En bon connaisseur des pratiques politiques du régime, Moustapha Sidatt ne tombe pas dans la dénonciation naïve de l’incompétence. Il parle de stratégie. Selon lui, l’inefficacité face au trafic de drogue, à l’immigration clandestine ou à la corruption endémique ne relève pas de la faiblesse mais de la préméditation. Les responsables ne sont pas dépassés : ils sont muselés. L’argument est fort, presque subversif, car il renverse la grammaire habituelle du débat public. Là où les critiques parlent d’inefficience ou de lenteur, lui évoque délibération, verrouillage, et mise en condition institutionnelle.
Dans cette perspective, l’État n’est pas un corps malade : il est un organisme dopé à l’immobilisme, où toute cellule autonome est étouffée à dessein. Une dictature douce, aux allures technocratiques, mais où toute initiative sortant du script central est décapitée dans l’œuf.
Loin de s’arrêter à la dénonciation, l’ancien sénateur endosse le rôle d’un Cassandre politique.

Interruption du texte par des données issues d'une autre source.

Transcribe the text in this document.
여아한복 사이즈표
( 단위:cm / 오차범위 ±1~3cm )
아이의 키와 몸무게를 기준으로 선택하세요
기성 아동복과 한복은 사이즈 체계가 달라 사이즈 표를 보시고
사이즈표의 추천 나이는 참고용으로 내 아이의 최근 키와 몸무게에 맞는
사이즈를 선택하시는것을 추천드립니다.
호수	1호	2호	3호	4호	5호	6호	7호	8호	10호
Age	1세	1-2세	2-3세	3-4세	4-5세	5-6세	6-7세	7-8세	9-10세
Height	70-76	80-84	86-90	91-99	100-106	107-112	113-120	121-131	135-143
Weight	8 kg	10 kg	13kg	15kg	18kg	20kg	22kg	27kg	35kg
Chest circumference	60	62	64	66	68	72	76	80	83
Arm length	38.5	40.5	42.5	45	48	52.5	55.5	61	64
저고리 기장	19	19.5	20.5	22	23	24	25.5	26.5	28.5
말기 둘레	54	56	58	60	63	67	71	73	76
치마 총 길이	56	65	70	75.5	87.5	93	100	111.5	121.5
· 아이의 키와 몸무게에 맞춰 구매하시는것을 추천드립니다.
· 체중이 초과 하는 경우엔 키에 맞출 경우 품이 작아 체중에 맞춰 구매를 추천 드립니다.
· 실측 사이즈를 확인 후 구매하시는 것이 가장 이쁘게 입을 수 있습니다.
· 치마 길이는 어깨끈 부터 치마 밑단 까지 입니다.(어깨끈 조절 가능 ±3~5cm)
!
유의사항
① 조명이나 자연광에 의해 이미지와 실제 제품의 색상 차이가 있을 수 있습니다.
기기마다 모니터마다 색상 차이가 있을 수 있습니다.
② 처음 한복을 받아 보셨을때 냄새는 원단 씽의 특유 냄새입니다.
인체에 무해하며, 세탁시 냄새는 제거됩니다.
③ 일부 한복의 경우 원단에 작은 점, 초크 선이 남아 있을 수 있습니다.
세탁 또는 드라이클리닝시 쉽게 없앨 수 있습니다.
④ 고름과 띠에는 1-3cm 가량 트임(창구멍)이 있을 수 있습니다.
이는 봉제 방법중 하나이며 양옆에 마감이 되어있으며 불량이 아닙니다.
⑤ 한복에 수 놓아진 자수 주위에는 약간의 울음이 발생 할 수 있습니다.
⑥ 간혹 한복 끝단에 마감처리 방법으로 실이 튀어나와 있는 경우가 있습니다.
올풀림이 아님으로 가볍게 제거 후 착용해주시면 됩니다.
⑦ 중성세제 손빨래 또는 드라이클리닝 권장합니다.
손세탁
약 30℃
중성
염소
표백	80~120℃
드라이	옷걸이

Il alerte sur les risques d’effondrement progressif, non pas spectaculaire mais diffus, par capillarité : désintégration des solidarités nationales, marginalisation des périphéries, fatigue des élites, désenchantement citoyen. À l’image du transporteur de boue, le pays avance, certes, mais sans direction, sans visibilité, et sans intelligence collective.
Ce risque de fragmentation, Sidatt ne le fantasme pas. Il le fonde sur l’absence de pilotage stratégique, sur le rejet des compétences indépendantes, sur la centralisation asphyxiante du pouvoir politique comme du savoir administratif.
Mais derrière le discours acerbe, une invitation se devine : celle de la vigilance civique et de la reconstruction morale de la République. Car si les ânes avancent à l’aveugle, ce n’est pas une fatalité. C’est un choix. Et ce choix peut être inversé. Par le courage d’agents publics déchaussant symboliquement les sacs. Par une société civile plus exigeante. Par une élite qui refuse l’obéissance mécanique. Et, peut-être, par le retour d’une parole politique authentique, qui ne craigne ni la boue ni le tumulte, tant qu’elle permet d’éviter le naufrage.
Le propos de Moustapha Sidatt n’est ni une saillie d’humeur ni une provocation sans lendemain. C’est une interpellation majeure sur la nature même de notre gouvernance. À travers une métaphore d’éleveur, il signe un traité de philosophie politique, où la lucidité pastorale devient arme de résistance. Un avertissement enveloppé dans les habits du folklore, mais dont l’écho pourrait bien traverser les murs épais du mutisme institutionnel.